Bear in mind that you cannot just take today’s trained network and start dropping neurons from inference processing. If you do, you will likely find that the neural network algorithmic performance (i.e. accuracy) quickly drops exponentially towards zero. This happens because today’s training approaches do not consider how inferences can be processed differently at runtime.
Adaptive AI℠ is the Future
Adaptive AI offers a new way to run your neural network that dynamically minimizes the working footprint for both memory and compute horsepower. Based on the context of the environmental conditions, such as the quality of the input signal and battery life of your system, you can throttle the network as needed to achieve the desired performance/power target.

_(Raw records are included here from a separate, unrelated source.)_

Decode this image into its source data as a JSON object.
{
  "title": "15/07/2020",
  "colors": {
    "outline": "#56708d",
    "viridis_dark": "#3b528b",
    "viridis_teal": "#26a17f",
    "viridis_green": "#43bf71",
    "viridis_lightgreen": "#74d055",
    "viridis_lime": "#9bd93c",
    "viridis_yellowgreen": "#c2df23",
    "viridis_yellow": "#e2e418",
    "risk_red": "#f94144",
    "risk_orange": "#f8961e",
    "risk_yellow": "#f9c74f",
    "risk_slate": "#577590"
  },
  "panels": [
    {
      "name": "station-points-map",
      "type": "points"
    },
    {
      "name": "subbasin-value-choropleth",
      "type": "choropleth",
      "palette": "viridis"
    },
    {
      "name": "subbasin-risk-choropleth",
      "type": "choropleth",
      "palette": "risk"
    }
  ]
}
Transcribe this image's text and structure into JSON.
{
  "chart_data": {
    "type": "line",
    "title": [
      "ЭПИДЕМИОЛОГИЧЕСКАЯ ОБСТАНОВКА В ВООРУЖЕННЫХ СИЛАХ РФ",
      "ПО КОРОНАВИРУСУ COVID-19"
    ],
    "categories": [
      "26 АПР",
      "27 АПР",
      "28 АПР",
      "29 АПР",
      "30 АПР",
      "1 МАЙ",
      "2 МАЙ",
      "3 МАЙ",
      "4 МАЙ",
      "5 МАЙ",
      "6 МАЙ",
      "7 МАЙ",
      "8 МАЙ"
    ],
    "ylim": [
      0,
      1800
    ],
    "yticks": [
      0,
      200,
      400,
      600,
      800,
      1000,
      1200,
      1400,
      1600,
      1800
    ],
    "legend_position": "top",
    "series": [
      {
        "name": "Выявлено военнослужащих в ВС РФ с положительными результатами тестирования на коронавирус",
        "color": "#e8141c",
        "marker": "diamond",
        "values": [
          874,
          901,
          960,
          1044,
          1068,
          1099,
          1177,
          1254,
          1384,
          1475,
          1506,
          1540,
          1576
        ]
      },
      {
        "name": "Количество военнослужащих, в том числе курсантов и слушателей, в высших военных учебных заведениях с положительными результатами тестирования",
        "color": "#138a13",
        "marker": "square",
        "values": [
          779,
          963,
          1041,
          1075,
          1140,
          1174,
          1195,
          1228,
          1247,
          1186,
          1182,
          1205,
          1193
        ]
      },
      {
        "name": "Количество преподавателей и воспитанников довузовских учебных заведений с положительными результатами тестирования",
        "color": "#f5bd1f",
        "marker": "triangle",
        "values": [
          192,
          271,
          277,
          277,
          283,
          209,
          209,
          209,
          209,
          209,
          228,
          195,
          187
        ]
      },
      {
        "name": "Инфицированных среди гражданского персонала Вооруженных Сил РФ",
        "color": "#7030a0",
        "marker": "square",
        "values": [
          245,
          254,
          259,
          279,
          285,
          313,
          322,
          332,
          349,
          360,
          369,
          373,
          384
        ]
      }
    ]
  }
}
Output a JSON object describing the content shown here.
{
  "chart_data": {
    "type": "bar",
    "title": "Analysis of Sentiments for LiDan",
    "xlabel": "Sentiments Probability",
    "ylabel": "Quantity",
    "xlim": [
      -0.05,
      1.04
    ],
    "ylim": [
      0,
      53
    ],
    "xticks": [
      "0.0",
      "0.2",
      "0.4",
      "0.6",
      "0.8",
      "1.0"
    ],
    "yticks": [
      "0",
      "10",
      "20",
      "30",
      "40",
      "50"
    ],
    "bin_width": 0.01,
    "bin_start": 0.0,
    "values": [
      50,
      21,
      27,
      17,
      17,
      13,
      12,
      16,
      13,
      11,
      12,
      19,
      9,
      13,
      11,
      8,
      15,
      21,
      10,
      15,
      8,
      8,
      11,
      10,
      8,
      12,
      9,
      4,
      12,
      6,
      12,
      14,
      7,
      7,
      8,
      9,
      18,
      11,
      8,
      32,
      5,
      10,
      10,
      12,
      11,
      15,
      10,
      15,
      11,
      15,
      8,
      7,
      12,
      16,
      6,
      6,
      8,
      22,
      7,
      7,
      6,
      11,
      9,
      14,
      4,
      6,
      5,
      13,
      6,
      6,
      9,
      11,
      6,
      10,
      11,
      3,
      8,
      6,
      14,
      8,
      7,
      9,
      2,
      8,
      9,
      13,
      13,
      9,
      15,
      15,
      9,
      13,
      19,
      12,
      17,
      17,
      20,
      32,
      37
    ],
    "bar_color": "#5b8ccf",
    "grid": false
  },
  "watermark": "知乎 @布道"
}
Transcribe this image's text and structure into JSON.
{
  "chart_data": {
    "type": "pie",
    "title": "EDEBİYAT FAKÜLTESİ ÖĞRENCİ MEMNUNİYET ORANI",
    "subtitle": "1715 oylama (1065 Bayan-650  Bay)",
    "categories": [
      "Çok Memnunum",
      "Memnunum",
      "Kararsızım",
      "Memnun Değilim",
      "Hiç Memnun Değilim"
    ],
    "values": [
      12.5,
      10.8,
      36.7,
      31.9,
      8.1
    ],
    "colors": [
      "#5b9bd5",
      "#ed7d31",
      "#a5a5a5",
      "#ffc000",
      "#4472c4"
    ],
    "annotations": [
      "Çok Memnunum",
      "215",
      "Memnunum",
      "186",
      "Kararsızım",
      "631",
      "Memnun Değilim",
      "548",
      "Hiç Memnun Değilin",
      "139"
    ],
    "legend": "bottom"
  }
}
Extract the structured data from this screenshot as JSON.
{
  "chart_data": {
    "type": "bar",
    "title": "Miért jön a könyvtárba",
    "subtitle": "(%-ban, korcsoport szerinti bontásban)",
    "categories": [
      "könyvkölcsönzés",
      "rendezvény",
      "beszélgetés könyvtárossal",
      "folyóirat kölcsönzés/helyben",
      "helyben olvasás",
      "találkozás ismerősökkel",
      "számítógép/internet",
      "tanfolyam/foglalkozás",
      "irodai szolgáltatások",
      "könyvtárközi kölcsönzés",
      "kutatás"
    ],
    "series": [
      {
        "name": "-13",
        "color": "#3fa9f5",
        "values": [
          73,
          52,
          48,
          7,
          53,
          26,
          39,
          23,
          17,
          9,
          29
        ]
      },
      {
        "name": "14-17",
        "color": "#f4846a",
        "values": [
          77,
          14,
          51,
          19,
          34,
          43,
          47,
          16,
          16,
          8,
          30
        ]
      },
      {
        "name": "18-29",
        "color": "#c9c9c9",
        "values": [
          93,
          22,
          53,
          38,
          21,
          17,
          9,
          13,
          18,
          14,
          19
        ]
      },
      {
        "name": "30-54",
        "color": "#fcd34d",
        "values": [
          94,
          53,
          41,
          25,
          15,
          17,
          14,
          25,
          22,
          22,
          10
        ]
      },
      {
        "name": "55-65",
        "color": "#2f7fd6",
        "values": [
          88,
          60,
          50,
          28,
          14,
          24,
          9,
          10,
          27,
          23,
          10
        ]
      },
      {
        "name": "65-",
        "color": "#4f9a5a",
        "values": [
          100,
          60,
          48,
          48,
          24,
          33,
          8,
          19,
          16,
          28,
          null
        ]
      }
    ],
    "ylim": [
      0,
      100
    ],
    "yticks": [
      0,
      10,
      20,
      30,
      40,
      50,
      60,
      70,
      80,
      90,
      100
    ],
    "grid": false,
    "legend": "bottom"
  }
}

Such a formulation requires retraining the network in a way that offers runtime flexibility during inference. Ultimately, the neural network training process is no longer focused on static models, but rather, it will focus on a larger design space that involves runtime conditions as well.
Adaptive AI networks are not more difficult to train than normal networks. We have shown results for a number of complex tasks including objection classification and detection. Other academic approaches, such as GaterNet and Slimmable Networks, have been recently published, but none have provided results for complex high dimensional problems in video processing. We offer a glimpse of our results below.
Adaptive AI means Agility
In our video-based gesture recognition example, the adaptive neural network starts with a low utilization level to save power. As new video data is processed, the adaptive neural network can throttle up the number of neural network parameters to compute in order to reach the desired confidence threshold. Everything is automatically controlled by the neural network. When the neural network inference is done, the system can throttle back down to use lower compute resources.
Our results show that peak accuracy is comparable to the equivalent vanilla (non-adaptive) architectures. With Adaptive AI, the system is highly agile and can self-regulate to minimize computational needs.